Exposition of Mg. Aldo Abram, Executive Director of Libertad y Progreso, at the International
Foundation think tank dialogue on: Innovation, Development and Competitiveness.

Organized by Geneva Network with Centro de Políticas Públicas in Santiago de Chile, April 15th of 2019.

Find full presentation Here

For decades a myth has been installed in Argentina: that industrialization is the path to development. Therefore, the most efficient agricultural sector was squeezed to subsidize unproductive industries and this is one of the causes of Argentine decadence.

Today, that myth is even less real. Because due to the evolution of agricultural production during the history of mankind, if you bought a field, then you should start working it with your own hands, later using the help of animals and finally buying machinery. What you will do is buy a machine at the beginning.

Today, knowledge economy is what generates wealth and added value, not industry, as verified by
the S&P indicator (slide 3).

In addition, the concerns for the negative impact of technology on jobs are false. The developing countries reduce jobs in industry and agriculture, but they increase them in services (slide 4).

In fact, it is a myth that robots are leaving us without jobs. If so, how could we explain that, in general, the most advanced countries have the lowest unemployment (slide 5).

Nowadays, in Argentina, we are very concerned about exports. If we look at this table (slide 6) we see that we are not well positioned in all types of services exports but we do better in software and computer services. This gives us something to investigate.

In recent years, Argentine exports of services grew more than the other sectors, particularly those concerning the knowledge economy (slide 7). In fact, in 2017, the foreign sales of that sector were nearly the same amount as primary products and more than those of the automotive industry.

The number of companies does not stop growing and in 2015 were near 4.700, despite having three recessions in that period. And another remarkable issue, is that they are developed by small entrepreneurs. This is logical, since in a country with little banking credit and a small capital market, it can be undertaken with a minimum capital invested by the entrepreneurs themselves.

On the other hand, they are great generators of employment; since they are intensive in human resources. As an example, in the software an IT services, means 63% of its costs (slide 11).

This sector always creates more job positios, even through periods of poor economic evolution, when other sectors destroy them.
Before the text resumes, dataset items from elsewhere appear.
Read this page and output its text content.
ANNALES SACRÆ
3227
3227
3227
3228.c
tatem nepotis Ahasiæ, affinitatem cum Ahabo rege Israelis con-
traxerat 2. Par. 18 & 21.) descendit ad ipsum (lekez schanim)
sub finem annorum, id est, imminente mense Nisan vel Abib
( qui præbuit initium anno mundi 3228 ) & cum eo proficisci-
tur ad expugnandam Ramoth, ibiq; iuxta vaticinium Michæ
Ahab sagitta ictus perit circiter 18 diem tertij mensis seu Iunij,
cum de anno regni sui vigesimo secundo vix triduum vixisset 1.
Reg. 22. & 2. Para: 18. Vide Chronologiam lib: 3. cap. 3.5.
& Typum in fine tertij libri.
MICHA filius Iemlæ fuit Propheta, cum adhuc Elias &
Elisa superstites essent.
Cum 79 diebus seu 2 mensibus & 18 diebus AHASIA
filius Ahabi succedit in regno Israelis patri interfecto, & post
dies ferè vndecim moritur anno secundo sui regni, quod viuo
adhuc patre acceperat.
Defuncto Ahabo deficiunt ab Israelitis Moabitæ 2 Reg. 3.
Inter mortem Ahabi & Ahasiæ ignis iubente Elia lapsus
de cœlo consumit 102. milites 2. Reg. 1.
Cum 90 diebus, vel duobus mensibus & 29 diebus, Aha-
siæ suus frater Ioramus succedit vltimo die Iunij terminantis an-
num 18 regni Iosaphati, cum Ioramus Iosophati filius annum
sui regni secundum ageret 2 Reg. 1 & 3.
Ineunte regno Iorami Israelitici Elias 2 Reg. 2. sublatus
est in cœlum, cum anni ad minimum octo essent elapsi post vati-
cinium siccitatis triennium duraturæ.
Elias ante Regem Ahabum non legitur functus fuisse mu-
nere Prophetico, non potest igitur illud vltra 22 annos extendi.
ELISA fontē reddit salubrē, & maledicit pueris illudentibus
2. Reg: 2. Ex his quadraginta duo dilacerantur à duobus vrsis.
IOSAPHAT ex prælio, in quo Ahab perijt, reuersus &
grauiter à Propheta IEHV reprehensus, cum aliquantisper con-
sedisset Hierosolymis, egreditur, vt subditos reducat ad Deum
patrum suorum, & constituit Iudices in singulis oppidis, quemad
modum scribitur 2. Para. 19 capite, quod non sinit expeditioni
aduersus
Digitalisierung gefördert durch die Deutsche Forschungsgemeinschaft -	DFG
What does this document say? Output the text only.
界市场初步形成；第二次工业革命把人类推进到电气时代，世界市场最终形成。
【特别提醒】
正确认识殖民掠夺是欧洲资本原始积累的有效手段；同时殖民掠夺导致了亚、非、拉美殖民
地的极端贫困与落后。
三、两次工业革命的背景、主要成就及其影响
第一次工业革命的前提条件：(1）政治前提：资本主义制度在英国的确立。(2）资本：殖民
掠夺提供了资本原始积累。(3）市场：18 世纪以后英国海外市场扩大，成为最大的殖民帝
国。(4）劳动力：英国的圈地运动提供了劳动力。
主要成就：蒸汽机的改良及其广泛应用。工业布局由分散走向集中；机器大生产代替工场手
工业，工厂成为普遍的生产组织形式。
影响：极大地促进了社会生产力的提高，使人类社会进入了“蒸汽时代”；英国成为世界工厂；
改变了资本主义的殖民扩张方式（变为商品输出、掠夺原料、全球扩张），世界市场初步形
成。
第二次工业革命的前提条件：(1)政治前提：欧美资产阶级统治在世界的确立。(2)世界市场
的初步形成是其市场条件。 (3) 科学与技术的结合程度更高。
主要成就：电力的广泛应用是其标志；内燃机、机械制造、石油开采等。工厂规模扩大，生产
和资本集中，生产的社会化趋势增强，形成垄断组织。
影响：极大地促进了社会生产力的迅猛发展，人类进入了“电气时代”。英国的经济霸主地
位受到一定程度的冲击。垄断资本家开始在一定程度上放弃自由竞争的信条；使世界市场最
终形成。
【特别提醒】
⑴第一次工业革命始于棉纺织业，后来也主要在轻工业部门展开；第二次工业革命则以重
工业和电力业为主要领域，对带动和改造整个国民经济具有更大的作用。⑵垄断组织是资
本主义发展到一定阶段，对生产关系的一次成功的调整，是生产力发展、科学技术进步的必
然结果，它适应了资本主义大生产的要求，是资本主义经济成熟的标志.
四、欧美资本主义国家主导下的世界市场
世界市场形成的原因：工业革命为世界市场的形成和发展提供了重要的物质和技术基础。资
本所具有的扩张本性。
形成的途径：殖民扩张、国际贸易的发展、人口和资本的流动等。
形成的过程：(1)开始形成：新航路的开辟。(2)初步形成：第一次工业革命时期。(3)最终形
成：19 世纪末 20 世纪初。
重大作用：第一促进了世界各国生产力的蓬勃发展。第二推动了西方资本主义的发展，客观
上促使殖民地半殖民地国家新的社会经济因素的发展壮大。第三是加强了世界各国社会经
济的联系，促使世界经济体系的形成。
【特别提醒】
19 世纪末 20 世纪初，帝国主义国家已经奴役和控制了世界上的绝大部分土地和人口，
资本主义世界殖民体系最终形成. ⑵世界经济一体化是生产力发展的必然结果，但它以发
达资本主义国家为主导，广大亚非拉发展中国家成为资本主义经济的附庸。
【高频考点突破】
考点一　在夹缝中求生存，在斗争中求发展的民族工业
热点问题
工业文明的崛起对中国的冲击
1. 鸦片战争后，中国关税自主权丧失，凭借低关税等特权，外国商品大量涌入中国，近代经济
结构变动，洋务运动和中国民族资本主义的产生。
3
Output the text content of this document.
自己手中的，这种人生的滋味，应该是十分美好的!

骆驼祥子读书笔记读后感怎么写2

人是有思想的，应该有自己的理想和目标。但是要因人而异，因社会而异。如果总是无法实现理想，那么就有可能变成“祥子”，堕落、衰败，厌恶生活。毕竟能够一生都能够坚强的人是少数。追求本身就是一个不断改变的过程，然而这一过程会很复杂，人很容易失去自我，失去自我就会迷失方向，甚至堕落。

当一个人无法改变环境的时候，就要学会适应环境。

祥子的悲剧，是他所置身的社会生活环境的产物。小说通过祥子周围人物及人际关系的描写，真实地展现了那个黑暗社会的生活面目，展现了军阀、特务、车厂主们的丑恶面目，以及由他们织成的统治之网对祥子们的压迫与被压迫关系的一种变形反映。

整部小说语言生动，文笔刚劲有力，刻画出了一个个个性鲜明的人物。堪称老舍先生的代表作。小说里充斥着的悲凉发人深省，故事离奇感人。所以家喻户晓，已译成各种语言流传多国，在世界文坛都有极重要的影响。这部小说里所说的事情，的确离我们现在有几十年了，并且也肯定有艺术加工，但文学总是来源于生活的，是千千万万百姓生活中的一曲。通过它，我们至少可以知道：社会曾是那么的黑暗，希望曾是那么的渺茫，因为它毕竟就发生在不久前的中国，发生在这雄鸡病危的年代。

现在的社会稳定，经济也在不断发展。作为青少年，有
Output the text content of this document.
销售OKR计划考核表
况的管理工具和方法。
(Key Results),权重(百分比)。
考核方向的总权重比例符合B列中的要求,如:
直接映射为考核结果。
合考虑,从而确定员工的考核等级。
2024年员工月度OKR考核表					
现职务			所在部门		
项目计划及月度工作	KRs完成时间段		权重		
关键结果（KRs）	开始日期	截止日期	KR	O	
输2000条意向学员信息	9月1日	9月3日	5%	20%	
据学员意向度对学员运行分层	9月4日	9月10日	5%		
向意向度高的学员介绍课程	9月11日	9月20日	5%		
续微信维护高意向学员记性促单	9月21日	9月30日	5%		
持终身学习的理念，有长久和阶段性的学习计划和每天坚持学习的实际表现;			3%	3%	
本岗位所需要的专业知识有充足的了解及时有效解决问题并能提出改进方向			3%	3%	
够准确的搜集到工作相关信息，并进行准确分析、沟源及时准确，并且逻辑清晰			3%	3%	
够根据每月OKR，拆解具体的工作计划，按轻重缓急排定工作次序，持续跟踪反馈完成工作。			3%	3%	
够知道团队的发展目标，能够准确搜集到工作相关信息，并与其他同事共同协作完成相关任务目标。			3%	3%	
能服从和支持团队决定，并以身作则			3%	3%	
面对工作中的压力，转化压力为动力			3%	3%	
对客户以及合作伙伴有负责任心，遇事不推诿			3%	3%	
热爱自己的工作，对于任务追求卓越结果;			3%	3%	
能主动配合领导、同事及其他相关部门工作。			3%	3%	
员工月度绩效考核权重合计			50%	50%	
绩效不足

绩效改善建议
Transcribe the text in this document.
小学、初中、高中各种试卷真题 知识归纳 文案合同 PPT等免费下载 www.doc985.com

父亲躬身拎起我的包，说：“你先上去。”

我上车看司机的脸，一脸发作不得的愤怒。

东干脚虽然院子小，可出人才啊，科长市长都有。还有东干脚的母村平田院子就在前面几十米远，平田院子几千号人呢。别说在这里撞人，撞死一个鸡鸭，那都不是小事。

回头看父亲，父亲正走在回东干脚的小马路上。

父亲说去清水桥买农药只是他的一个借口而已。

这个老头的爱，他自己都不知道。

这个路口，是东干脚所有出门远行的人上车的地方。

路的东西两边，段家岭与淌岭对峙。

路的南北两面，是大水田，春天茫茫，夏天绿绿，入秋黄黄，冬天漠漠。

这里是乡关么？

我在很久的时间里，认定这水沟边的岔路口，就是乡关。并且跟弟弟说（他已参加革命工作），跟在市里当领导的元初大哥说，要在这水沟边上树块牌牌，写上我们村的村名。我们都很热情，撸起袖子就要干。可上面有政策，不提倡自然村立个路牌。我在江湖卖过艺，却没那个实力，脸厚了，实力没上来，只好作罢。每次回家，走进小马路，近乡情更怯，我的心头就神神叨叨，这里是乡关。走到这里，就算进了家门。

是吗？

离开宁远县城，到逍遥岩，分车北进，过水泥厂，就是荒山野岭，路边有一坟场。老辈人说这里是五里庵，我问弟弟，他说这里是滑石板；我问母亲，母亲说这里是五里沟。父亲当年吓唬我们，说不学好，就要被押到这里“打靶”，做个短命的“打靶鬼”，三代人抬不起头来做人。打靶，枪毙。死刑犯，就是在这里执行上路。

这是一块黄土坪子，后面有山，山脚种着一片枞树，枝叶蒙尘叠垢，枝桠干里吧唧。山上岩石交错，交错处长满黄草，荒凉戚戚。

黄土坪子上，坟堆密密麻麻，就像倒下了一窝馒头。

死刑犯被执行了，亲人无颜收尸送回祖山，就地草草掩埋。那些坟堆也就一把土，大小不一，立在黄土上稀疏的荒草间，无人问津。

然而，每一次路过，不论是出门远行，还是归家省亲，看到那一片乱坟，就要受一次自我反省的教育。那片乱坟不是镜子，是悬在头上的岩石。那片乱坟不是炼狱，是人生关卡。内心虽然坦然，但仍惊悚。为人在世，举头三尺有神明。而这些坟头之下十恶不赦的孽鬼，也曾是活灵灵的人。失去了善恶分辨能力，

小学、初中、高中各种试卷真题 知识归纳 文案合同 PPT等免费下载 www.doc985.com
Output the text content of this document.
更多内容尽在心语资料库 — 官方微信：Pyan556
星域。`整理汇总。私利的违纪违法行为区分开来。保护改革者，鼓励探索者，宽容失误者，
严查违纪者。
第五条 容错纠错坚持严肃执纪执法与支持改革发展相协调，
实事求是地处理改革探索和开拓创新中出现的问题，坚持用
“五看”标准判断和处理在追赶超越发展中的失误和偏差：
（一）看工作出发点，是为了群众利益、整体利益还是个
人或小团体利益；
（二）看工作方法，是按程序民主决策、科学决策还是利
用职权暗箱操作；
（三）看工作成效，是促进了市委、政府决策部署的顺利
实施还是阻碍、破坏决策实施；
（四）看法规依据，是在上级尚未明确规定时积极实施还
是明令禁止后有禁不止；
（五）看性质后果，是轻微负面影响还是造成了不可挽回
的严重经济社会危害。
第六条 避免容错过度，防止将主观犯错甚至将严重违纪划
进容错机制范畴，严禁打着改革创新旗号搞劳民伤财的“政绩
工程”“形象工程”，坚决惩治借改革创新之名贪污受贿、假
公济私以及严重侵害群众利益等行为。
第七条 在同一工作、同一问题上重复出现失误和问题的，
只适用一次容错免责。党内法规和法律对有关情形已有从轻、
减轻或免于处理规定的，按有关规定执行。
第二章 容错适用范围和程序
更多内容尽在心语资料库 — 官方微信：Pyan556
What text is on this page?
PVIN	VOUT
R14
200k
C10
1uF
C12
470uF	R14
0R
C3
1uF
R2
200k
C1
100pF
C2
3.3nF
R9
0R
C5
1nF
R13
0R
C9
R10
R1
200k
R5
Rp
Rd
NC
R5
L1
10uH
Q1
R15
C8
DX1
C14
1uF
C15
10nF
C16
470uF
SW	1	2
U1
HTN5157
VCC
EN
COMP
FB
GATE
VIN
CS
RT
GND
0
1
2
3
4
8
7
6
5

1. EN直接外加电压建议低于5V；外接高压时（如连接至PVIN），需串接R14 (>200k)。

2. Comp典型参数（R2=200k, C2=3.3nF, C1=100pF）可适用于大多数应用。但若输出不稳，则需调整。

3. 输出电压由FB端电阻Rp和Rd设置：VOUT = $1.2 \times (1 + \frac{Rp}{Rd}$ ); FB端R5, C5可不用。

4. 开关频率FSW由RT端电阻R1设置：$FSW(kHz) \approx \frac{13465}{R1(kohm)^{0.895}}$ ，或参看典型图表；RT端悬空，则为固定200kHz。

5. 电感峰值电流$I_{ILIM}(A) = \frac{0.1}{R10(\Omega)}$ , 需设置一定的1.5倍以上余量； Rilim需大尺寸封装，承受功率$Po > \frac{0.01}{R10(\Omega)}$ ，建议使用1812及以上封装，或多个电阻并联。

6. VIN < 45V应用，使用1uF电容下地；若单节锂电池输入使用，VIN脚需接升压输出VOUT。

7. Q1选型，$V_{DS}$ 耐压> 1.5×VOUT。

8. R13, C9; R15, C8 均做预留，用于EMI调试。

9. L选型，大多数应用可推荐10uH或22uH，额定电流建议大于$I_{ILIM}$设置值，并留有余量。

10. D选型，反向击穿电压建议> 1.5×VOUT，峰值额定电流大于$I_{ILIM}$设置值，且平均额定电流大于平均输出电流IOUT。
Another relevant fact is that average salaries have had a tendency to increase much faster and now exceed that of industry and agriculture.

Therefore, without a doubt, the path to progress, for Argentina and its people, is the development of the knowledge industry. Unfortunately, for that to be a reality, we have a lot to do in terms of respect for intellectual property rights. We are the worst positioned country in the G20. We wish our politicians to understand this and as a result accelerate the necessary reforms.